Artist Chris Collins’ piece, typepilot.com, documents his preoccupation with a trans-Pacific love affair between two people he discovered [“stumbledupon”?] on the Internet.  Piecing together artifacts of their relationship, Collins becomes a kind of IT archeologist, unearthing pyramid schemes and YouTube videos with intimate details about the couple’s life from mere anonymous online jpeg’s posted in Craigslist “WORK FROM HOME” online ads.

Apropos of CS13’s stated intent, the participating artists in “Land Before Skype” investigate how the Internet effects interpersonal communication. Thus, their work was less specifically Paik-derived, and more generally technology-driven than MG/GM’s Exhibition.  For example, photographer William Boling’s ongoing web project “Marco Polo” invites participants to post image or text, to which the artist replies, creating a “stream-of-consciousness photo album that is constantly mutating according to the whims of both the artist and the audience.” Named for the eponymous children’s call and response game, gallery goers do not actually see more than a computer at a table, (upon which lay about a dozen scattered hard copy images from past participants,) but are provided the opportunity to contribute and/or view online contributions of other participants.

The work of art then, for Boling as well as Paik, is ephemeral: it is not that specific computer on which the visual matter (collaborative or not) exists, but it is a wholly democratic experience—a collapse of creation and reception.

This leads me to contemplate one of the many provocative questions Chrissie Iles presented to the audience in her symposium presentation on “Curatorial Issues” related to the conservation of Paik’s work and other time-based media.  She invited attendees to ponder where the meaning of a work lies: in its concept or its medium.
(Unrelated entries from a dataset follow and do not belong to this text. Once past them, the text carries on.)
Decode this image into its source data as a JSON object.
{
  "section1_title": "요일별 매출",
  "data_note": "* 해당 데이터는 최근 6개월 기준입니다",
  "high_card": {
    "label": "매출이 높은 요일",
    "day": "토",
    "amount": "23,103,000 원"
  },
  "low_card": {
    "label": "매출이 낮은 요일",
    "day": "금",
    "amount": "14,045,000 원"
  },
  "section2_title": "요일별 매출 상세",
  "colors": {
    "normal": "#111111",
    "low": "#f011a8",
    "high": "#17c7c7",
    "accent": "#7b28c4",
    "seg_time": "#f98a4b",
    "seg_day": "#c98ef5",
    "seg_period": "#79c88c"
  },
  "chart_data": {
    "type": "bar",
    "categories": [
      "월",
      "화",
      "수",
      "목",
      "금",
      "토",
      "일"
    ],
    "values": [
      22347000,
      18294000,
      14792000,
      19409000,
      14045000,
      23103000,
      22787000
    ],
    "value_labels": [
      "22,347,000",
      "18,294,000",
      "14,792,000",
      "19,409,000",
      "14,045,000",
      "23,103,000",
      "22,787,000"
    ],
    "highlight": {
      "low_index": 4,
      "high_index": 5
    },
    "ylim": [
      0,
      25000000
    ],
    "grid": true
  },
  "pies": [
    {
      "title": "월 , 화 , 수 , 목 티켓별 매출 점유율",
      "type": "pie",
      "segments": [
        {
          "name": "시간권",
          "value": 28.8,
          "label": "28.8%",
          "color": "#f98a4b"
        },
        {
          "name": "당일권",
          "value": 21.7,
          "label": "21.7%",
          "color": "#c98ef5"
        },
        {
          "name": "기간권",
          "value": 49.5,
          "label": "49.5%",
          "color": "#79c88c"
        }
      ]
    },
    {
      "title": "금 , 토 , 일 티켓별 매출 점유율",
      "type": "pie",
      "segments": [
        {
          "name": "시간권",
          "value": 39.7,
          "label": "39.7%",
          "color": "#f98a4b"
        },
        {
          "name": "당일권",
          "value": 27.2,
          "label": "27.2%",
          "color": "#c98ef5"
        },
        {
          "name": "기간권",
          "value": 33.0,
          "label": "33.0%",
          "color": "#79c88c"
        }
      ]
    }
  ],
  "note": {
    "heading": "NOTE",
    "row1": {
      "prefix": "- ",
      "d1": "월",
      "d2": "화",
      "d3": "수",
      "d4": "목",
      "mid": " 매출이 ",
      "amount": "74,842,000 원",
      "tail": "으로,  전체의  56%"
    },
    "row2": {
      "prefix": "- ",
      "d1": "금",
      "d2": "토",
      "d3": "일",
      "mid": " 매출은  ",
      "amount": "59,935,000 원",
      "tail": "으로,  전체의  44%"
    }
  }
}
While you could make a case for both, the implication of what’s at stake raises important critical issues.

So how does one ensure that the Paik-like language remains intact?  If we are to believe the examples seen by Paik inheritors at MG/GM and CS13, it is financially accessible, terminal (based in perpetually outmoded technology), and collaborative. And herein lies “the rub”:  just as many of Paik’s early Fluxus “compositions” from the 1960s were never written down and improvised on the spot—there is little to no documentation delineating his specific contribution to much of his video art, or that of one of his many collaborators. How does one preserve this “meaning” then, if it is communal and mutable?

The use of artistic media that is dependent upon any mass-produced corporate-based electronic equipment, inherently has a “life,” and by implication an eventual demise.  According to Solway, Paik made arrangements before his death for the continued long-term maintenance of his work—at least the 438 Paik artworks fabricated with the help of longtime Paik collaborator/enabler, master Printmaker, gallerist Mark Patsfall in Cincinnati. Although each constituency at the Symposium had differing spins on the subject, what was clear is that cooperation and collaboration on a Paik-like scale might be the only thing that might save the slow if inevitable deterioration of time-based media in contemporary art collections.